They say you don’t know what you’ve got until it’s gone, and it’s fair to say I’ve underestimated the impact travel has on my head and heart lately. The kind of travel that takes you somewhere new, waking up every sense in your body making you actually feel the wind on your face.
Are you that person that plans the next trip before the plane from your last has even hit the tarmac? I certainly am.
While some may confuse it for not living in the moment, it makes such a difference to the way I cope with the end of an adventure. Mainly because it’s not the end anymore; another has already started.
And why is this important at the moment? I’m glad you asked.

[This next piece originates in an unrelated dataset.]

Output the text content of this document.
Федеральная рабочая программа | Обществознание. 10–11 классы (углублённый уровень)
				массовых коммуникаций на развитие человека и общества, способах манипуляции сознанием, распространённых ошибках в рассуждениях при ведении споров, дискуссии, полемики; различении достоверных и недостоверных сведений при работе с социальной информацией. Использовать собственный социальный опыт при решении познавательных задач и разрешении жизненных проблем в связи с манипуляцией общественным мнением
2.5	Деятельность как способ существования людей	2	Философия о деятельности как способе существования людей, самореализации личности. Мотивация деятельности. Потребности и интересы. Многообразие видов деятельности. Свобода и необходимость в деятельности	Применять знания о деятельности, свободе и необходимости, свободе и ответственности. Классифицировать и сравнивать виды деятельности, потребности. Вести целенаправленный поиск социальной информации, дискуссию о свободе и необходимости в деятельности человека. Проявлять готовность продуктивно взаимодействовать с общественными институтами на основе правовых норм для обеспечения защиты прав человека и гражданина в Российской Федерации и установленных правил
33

With the way things are at the moment, many of us have no idea when our next holiday will be. The next time we’ll find ourselves in some far flung city, or even just out exploring our own. And that’s going to make the monotony even more mundane, and the light at the end of the tunnel dim.
As it turns out, the German’s have a word for this feeling. It’s fernweh.
While there is no direct translation to English (as is the case with most of the best words), fern means distance and wehe describes a kind of ache or sickness. Stick them together and you get an ache to travel, to be out there, exploring somewhere the smells, sounds and speaks differently.
But this isn’t just that travel bug you affectionately told your friends in an Instagram caption you’d caught on your first trip away in your twenties. It’s more than that. And it’s a feeling many of us are likely going to experience in the next couple to who knows how many months of lock down.
So what can we do? Postpone instead of cancelling trips you may have booked. Research all the places you’ll go once the borders are opened. Heck, buy the Lonely Planet guide now. Use this time to save your pennies for someplace else.
I know in the meantime I’ll be looking back on the trips I’ve done, and most certainly looking forward to the trips I will take once this is all over.
Because we will travel again. And just think how much better it will be. They say distance makes the heart grow fonder, and my distant memories of foreign places have sure got me feeling the fernweh.